R. Miller: We’re always in a hurry. But then, you know, we’re going to end up spending a lot more money on our brick or something like that in the future, because we just didn’t take the extra few hours to do it right.

M. McConkey: Yeah. You’re definitely going to damage it down the road. You might not see it initially, but you’re exactly right. You’ll see that overall down the road, you’re going to spend a lot more money than a little bit of time you did for heating up or cooling down.

R. Miller: Absolutely. All right, well, good. Do you have any other thoughts before we sign off for today? Do you have any other thoughts that you’d like to share with the maintenance crews that are listening, working on controlled atmosphere furnaces. Any other tidbits of information from your many years of experience?

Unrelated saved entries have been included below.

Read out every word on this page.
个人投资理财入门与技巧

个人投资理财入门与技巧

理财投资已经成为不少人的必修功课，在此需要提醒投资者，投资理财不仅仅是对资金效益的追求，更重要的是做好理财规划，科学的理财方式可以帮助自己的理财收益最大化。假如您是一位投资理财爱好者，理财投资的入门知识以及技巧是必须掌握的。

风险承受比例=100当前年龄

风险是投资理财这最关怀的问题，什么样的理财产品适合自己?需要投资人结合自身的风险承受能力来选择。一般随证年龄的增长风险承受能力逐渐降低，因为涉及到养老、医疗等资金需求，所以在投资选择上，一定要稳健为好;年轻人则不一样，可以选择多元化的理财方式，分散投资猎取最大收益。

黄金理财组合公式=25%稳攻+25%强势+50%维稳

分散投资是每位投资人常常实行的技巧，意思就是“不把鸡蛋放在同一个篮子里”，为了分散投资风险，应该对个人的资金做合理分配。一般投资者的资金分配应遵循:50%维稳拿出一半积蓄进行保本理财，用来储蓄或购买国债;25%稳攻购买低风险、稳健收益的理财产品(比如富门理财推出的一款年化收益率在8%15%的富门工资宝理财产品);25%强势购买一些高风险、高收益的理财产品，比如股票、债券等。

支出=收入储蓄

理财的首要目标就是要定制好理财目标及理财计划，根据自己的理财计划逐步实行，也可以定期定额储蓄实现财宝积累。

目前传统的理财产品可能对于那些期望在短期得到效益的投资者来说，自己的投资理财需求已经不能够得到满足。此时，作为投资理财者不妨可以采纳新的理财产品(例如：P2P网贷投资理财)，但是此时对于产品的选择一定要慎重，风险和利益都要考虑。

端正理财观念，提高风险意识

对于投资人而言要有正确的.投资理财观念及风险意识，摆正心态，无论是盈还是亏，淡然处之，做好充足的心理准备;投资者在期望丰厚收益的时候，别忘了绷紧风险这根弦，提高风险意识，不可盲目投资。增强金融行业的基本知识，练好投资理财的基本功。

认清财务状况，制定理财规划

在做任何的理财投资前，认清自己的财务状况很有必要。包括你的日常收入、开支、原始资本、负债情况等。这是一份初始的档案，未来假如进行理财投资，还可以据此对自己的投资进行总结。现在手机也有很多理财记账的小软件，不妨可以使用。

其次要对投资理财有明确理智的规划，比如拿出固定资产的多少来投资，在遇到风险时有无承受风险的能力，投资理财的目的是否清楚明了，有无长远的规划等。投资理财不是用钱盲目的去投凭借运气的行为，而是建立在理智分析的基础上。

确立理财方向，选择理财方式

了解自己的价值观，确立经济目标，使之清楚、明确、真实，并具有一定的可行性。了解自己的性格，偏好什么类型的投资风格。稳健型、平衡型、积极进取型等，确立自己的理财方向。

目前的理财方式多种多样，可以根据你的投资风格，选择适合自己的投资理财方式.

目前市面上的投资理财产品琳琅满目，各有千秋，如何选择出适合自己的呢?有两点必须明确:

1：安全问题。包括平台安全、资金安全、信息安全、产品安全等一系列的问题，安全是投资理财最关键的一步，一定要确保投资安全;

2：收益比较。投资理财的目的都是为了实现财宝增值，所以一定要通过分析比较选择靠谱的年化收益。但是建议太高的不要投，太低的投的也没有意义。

M. McConkey: Yeah, I guess one thing is we would be happy to help with any problems that you may have. We have a rebuild group that will provide rebuild for your furnaces on whatever you need done. And, we have a very fine field service group. There’s 12 people in our field service group that travel throughout the United States and Canada and Mexico and we’ll be happy to help in any way we can.

R. Miller: Great. All right. Well, thanks Mike, for this really informative discussion, I really enjoyed it and I hope that our listeners did as well. We look forward to our next podcast sponsored by Surface Combustion. To everyone out there, have a great day.